14 August 2020, 13:04

Live indoor performances can resume in England
Live indoor performances can resume in England. Picture: Getty

By Maddy Shaw Roberts

Theatres and concert halls can reopen with social distancing, as a number of lockdown regulations across England are eased.

Live indoor performances can resume in England tomorrow with social distancing, the PM Boris Johnson has announced.

This means theatre and live music can return to arts venues, with reduced audiences.

The easing of lockdown rules will come into play on Saturday 15 August after being delayed by a fortnight, due to a slight uplift in people being diagnosed with coronavirus.

In his announcement, the PM added that casinos, bowling alleys, skating rinks and soft play centres will be allowed to reopen. Wedding receptions for up to 30 guests will also be permitted.

Johnson said this phased reopening “will allow more people to return to work and the public to get back to more of the things they have missed”.

Read more: What is the government’s latest guidance for live music venues? >

Trial performance took place at the London Palladium
Trial performance took place at the London Palladium. Picture: PA

The PM also reiterated the government “will not hesitate to put on the brakes if required, or to continue to implement local measures to help to control the spread of the virus”.

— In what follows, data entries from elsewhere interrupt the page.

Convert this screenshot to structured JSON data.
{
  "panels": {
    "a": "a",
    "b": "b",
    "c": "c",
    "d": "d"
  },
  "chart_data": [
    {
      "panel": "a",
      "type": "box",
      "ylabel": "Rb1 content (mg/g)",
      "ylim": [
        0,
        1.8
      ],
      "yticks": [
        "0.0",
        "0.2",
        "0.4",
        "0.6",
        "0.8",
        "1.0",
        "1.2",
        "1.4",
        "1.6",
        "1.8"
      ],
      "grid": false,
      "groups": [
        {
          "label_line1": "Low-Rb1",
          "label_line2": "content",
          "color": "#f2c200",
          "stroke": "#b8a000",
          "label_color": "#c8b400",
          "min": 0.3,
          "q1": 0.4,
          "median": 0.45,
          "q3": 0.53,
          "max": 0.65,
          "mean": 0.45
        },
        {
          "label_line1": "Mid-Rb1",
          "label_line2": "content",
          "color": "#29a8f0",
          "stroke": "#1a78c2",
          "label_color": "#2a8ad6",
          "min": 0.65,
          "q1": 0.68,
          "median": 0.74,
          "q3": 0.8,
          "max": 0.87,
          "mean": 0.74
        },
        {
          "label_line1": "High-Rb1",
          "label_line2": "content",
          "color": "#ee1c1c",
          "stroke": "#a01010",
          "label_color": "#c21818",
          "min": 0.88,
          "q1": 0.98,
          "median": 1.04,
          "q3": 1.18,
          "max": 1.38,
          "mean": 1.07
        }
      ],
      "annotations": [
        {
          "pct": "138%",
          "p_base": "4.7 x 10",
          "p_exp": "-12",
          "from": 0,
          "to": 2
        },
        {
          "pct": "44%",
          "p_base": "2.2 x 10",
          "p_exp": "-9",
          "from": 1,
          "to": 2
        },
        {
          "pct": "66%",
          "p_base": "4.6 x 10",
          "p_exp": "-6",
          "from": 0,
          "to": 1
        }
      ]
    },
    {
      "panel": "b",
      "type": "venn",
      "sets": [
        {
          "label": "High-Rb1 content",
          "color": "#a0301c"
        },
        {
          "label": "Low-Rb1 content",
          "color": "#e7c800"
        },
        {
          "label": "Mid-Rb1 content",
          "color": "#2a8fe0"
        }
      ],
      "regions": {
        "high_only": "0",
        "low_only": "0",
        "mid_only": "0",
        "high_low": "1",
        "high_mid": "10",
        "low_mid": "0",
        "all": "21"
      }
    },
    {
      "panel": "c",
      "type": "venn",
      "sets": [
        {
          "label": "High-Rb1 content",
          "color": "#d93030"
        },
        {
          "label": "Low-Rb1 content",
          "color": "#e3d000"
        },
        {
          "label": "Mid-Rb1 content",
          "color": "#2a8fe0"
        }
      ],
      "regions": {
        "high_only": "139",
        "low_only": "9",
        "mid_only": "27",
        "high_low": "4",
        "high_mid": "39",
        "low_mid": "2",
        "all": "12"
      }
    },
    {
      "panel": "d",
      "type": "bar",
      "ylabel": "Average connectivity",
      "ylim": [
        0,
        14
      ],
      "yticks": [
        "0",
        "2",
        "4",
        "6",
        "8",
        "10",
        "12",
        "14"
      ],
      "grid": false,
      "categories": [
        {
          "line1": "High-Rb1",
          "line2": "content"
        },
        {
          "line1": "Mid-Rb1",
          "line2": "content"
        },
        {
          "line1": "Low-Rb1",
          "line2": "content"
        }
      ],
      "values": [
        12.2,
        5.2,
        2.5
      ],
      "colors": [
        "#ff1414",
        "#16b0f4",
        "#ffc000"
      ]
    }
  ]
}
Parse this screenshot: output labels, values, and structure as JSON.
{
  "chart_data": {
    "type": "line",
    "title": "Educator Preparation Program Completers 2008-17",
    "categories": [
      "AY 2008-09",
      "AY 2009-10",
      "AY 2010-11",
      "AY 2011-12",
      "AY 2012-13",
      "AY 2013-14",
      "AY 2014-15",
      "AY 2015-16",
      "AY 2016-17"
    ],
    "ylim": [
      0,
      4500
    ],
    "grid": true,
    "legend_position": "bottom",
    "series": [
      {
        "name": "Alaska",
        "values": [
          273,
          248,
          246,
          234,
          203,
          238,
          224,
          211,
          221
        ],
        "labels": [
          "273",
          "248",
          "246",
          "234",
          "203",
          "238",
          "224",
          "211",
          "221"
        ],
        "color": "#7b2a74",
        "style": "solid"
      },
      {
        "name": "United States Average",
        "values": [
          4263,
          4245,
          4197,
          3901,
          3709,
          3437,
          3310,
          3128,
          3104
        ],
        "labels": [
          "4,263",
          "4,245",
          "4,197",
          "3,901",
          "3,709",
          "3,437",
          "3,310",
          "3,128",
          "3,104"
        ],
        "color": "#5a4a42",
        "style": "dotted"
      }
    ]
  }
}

Culture secretary Oliver Dowden confirmed the news on Twitter, describing it as “another important step on the recovery of the arts, helped by our £1.57bn rescue package”.

Venues can now apply for a grant from the £1.57bn pot, of which £500m in emergency grants will be distributed by Arts Council England to prop up the worst-affected venues.

However, there is no guarantee the money will allow venues to start putting on shows again, with many saying it’s only enough for them to merely ‘survive’ until early next year.

Andrew Lloyd Webber, among other major arts figures, has openly criticised the government’s advice to open venues with social distancing. The 72-year-old theatre owner said: “The average play needs a 65 percent capacity, while the average musical needs more. That’s before it even starts to repay anything.”

Jon Morgan, director of Theatres Trust, echoed those thoughts to the BBC, saying: “For most theatres it will not be economically viable to reopen with 30-40 percent audience required under social distancing”.

Incorporated Society of Musicians’ chief exec, Deborah Annetts, welcomed the reopening but said: “The fact still remains that until live music venues can fully reopen without social distancing, musicians will not be able to fully return to work, and their income will be far less than before COVID-19, which is not sustainable.”

Christmas shows, including pantomimes and ballets, across the country are already starting to be cancelled.

Venues have been shut since March under coronavirus lockdown.